US-based matching service for travel companions (1982–2003)

Travel Companion Exchange (TCE) was a travel companion matching service established by Jens Jurgen in 1982. As the first general interest travel companion matching service in existence, it became the forerunner of many similar services and helped pioneer and legitimize the field of singles matching services in general. It was the largest and most successful of its type at the time.

==History==
While traveling alone through Europe Jurgen developed the idea for a companion matching service for travelers. He already was operating a similar program for members who shared a common interest in the arts, and he had written several short books on travel subjects. Using the mailing list of those who had contacted him with inquiries about the books, he sent a questionnaire to gauge their interest in finding a travel companion. Met with an overwhelming positive response, he commenced on the larger service.

Initially, his goal was to provide a service that would help travelers save money by sharing expenses, particularly to avoid the single supplement levied by cruise ship operators. He did not at first think that the service would serve as a matchmaker. However, he found that more than 70 percent of his clients either requested companions of the opposite sex or were willing to accept them; fewer than 15 percent wanted private rooms.

He developed a profile questionnaire that identified key personal habits and preferences that would impact on compatibility while traveling. After completing the questionnaire and mailing it to the TCE office, members were mailed a monthly summary of the profiles of all members with current travel plans or desires. They could then request the full profiles and contact information for those they were interested in.

The novelty and utility of the service soon resulted in write-ups in major publications like the Los Angeles Times and Prevention magazine, which generated a flood of inquiries. As a result, the business grew quickly, and within a year it had 2,500 active members in 48 states, Canada, Mexico, Puerto Rico and Japan. By 1997 it had served over 70,000 members. No figures are available for the total number of members it had in the full 20 years it was in operation.

The monthly mailings were accompanied by a newsletter in which Jurgen shared tips drawn from his wealth of experience in the travel sector, and from the contributions of members and other travel professionals. This newsletter was rated by Newsday as "one of the three best general travel newsletters."

The profile was so successful in indicating potentially compatible partners that the service suffered an unusually high turn-over due to members finding a permanent partner and dropping their memberships.

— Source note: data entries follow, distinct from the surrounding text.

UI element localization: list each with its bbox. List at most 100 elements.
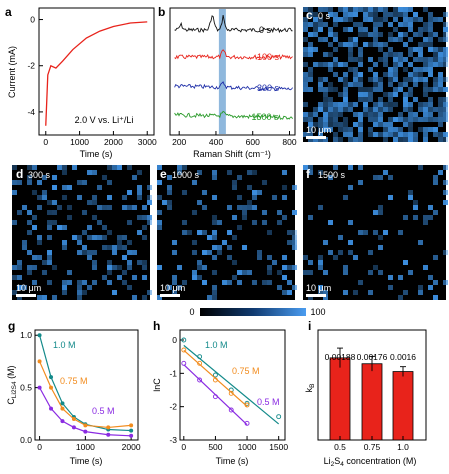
map-c-pixel (323, 52, 328, 57)
map-e-pixel (217, 250, 222, 255)
map-d-pixel (127, 285, 132, 290)
map-c-pixel (323, 62, 328, 67)
map-e-pixel (212, 230, 217, 235)
map-c-pixel (333, 112, 338, 117)
map-c-pixel (373, 82, 378, 87)
panel-g-point (71, 425, 76, 430)
map-c-pixel (318, 27, 323, 32)
panel-h-ytick-label: -2 (169, 402, 177, 412)
map-c-pixel (418, 67, 423, 72)
panel-h-legend-05M: 0.5 M (257, 397, 280, 407)
map-d-pixel (117, 265, 122, 270)
map-f-pixel (428, 205, 433, 210)
map-c-pixel (313, 12, 318, 17)
panel-i-category-label: 1.0 (397, 442, 409, 452)
map-d-pixel (37, 180, 42, 185)
map-c-pixel (383, 127, 388, 132)
map-d-pixel (87, 225, 92, 230)
map-d-pixel (32, 280, 37, 285)
map-c-pixel (393, 92, 398, 97)
map-c-pixel (368, 42, 373, 47)
map-e-pixel (177, 285, 182, 290)
map-d-pixel (147, 220, 152, 225)
map-e-pixel (177, 165, 182, 170)
map-d-pixel (12, 290, 17, 295)
map-c-pixel (373, 42, 378, 47)
panel-g-point (37, 359, 42, 364)
map-d-pixel (32, 255, 37, 260)
map-c-pixel (438, 117, 443, 122)
map-d-pixel (77, 290, 82, 295)
map-c-pixel (313, 62, 318, 67)
map-c-pixel (333, 37, 338, 42)
map-c-pixel (318, 62, 323, 67)
panel-a-ytick-label: -2 (27, 61, 35, 71)
panel-g-point (49, 406, 54, 411)
map-f-pixel (413, 215, 418, 220)
map-c-pixel (333, 17, 338, 22)
map-c-pixel (303, 37, 308, 42)
panel-g-point (37, 385, 42, 390)
map-d-pixel (17, 285, 22, 290)
map-c-pixel (353, 67, 358, 72)
map-c-pixel (343, 62, 348, 67)
map-c-pixel (303, 47, 308, 52)
map-c-pixel (393, 52, 398, 57)
panel-h-point (212, 372, 218, 378)
map-c-pixel (443, 137, 448, 142)
map-d-pixel (32, 215, 37, 220)
colorbar-gradient (200, 308, 306, 316)
map-e-pixel (232, 215, 237, 220)
map-c-pixel (363, 7, 368, 12)
map-d-pixel (57, 225, 62, 230)
map-c-pixel (378, 77, 383, 82)
map-e-pixel (212, 215, 217, 220)
map-e-pixel (172, 250, 177, 255)
map-c-pixel (363, 32, 368, 37)
map-c-pixel (373, 12, 378, 17)
map-c-pixel (433, 62, 438, 67)
map-f-pixel (373, 210, 378, 215)
map-c-pixel (308, 32, 313, 37)
colorbar: 0 100 (189, 307, 325, 317)
map-c-pixel (358, 77, 363, 82)
panel-i-bar (329, 357, 351, 441)
map-c-pixel (358, 112, 363, 117)
map-e-pixel (167, 185, 172, 190)
map-e-pixel (157, 195, 162, 200)
map-c-pixel (443, 52, 448, 57)
map-e-pixel (277, 285, 282, 290)
map-c-pixel (428, 47, 433, 52)
map-c-pixel (303, 72, 308, 77)
map-c-pixel (443, 117, 448, 122)
panel-a-ytick-label: 0 (30, 15, 35, 25)
map-c-pixel (368, 112, 373, 117)
map-f: f 1500 s 10 μm (303, 165, 448, 300)
map-c-pixel (348, 82, 353, 87)
map-c-pixel (318, 87, 323, 92)
map-c-pixel (423, 7, 428, 12)
map-e-pixel (262, 220, 267, 225)
map-c-pixel (373, 107, 378, 112)
map-d-pixel (62, 245, 67, 250)
map-c-pixel (438, 47, 443, 52)
panel-a: a Current (mA) Time (s) 2.0 V vs. Li⁺/Li… (5, 5, 157, 159)
map-c-pixel (403, 122, 408, 127)
map-f-pixel (368, 250, 373, 255)
map-c-pixel (373, 32, 378, 37)
map-d-pixel (17, 265, 22, 270)
map-c-pixel (308, 47, 313, 52)
map-f-pixel (333, 165, 338, 170)
map-c-pixel (303, 17, 308, 22)
map-d-pixel (117, 240, 122, 245)
map-d-pixel (107, 260, 112, 265)
map-f-pixel (348, 165, 353, 170)
map-d-pixel (47, 250, 52, 255)
map-d-pixel (87, 255, 92, 260)
map-d-pixel (37, 240, 42, 245)
map-c-pixel (423, 92, 428, 97)
map-c-pixel (373, 117, 378, 122)
map-d-pixel (42, 295, 47, 300)
map-c-pixel (423, 137, 428, 142)
map-e-pixel (192, 240, 197, 245)
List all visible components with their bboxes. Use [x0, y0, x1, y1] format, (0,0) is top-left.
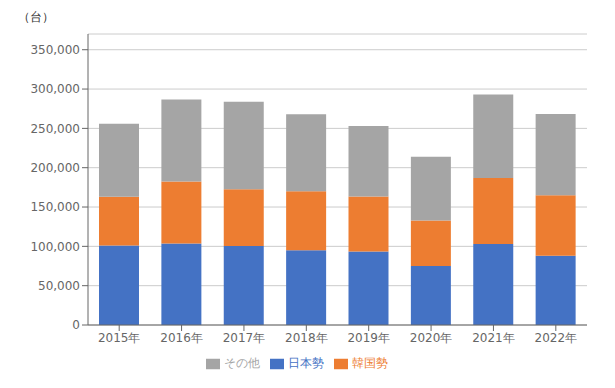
html-text:日本勢: 日本勢 [287, 356, 324, 370]
svg-text:300,000: 300,000 [30, 82, 80, 96]
svg-text:2017年: 2017年 [223, 331, 266, 345]
svg-text:350,000: 350,000 [30, 43, 80, 57]
svg-text:2022年: 2022年 [535, 331, 578, 345]
svg-text:0: 0 [72, 318, 80, 332]
svg-text:2018年: 2018年 [285, 331, 328, 345]
svg-text:2019年: 2019年 [347, 331, 390, 345]
svg-text:2016年: 2016年 [160, 331, 203, 345]
html-text:韓国勢: 韓国勢 [351, 356, 388, 370]
svg-text:2015年: 2015年 [98, 331, 141, 345]
svg-text:50,000: 50,000 [38, 279, 80, 293]
svg-text:2020年: 2020年 [410, 331, 453, 345]
html-text:その他: その他 [223, 356, 260, 370]
svg-text:200,000: 200,000 [30, 161, 80, 175]
svg-text:2021年: 2021年 [472, 331, 515, 345]
svg-text:100,000: 100,000 [30, 240, 80, 254]
svg-text:250,000: 250,000 [30, 122, 80, 136]
svg-text:150,000: 150,000 [30, 200, 80, 214]
html-text:（台）: （台） [18, 10, 54, 24]
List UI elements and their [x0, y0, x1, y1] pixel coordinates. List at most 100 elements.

Jurgen operated the business out of his home in Amityville, NY, at first alone, then with staff made necessary by the increased workload. Competing services soon sprang up, and they began to use the Internet, reaching a larger audience at a lower cost. Jurgen, however, resisted transferring TCE to the Web due to his concern over the privacy and safety of his members, citing the difficulty of verifying the identity of online applicants. He did, however, put up home pages which directed visitors to the mailing address and phone numbers of the Amityville office.

Jurgen closed the business in 2003 for personal reasons.

==Founder==
Originally from Germany, Jurgen was a mechanical engineer who worked for Long Island Light Co. While there, he started the employees' travel program, chartering flights to Europe, and began researching and writing on travel subjects. In 1976, after a divorce, he quit his job and toured Europe in an RV for three years.

Jurgen wrote and self-published several books during his career, including:
Guide to Air Charter Groups and Air Travel Bargains (1967)
European Car Ferry Services (1971) and
Air Travel & Charter Flight Handbook (1973)
The latter book led to his being called as an expert witness on air travel matters before a US Senate Committee which ultimately led to the airline deregulation hearings.

These books also brought such a quantity of inquiries by mail that he organized his own charter travel club and operated it until 1973.

He continued to write and publish other travel titles:
Charter Flight Directory, subtitled "How To Fly for Less" (1976,1977 and 1978 editions) and
1001 sources for Free Travel Information – Valuable Freebies You Should Know About (1978)
Accumulated tips from the TCE newsletter were compiled into a 24-page booklet called Foiling Pickpockets and Other Travel-related Scams (1997 and 2000 editions) which became recognized as the best consumer guide available and Jurgen was frequently quoted in articles on the subject.
The titles were all well received by the public, and in total, he sold approximately 120,000 copies of the books.

In 1997, he married Eul Lee, whom he had met through TCE. She became his partner in the business as well – in fact, the demands of the work were such that they could only drive to Philadelphia for a few days for their honeymoon.

==Revival==
After his retirement, Jurgen retained ownership of the domain names he had used for TCE as well as several other travel related domains. In 2011 he sold the www.travelcompanionexchange.com domain to Brian Eugene, a former member of TCE, who revived it as an Internet-only travel companion matching service.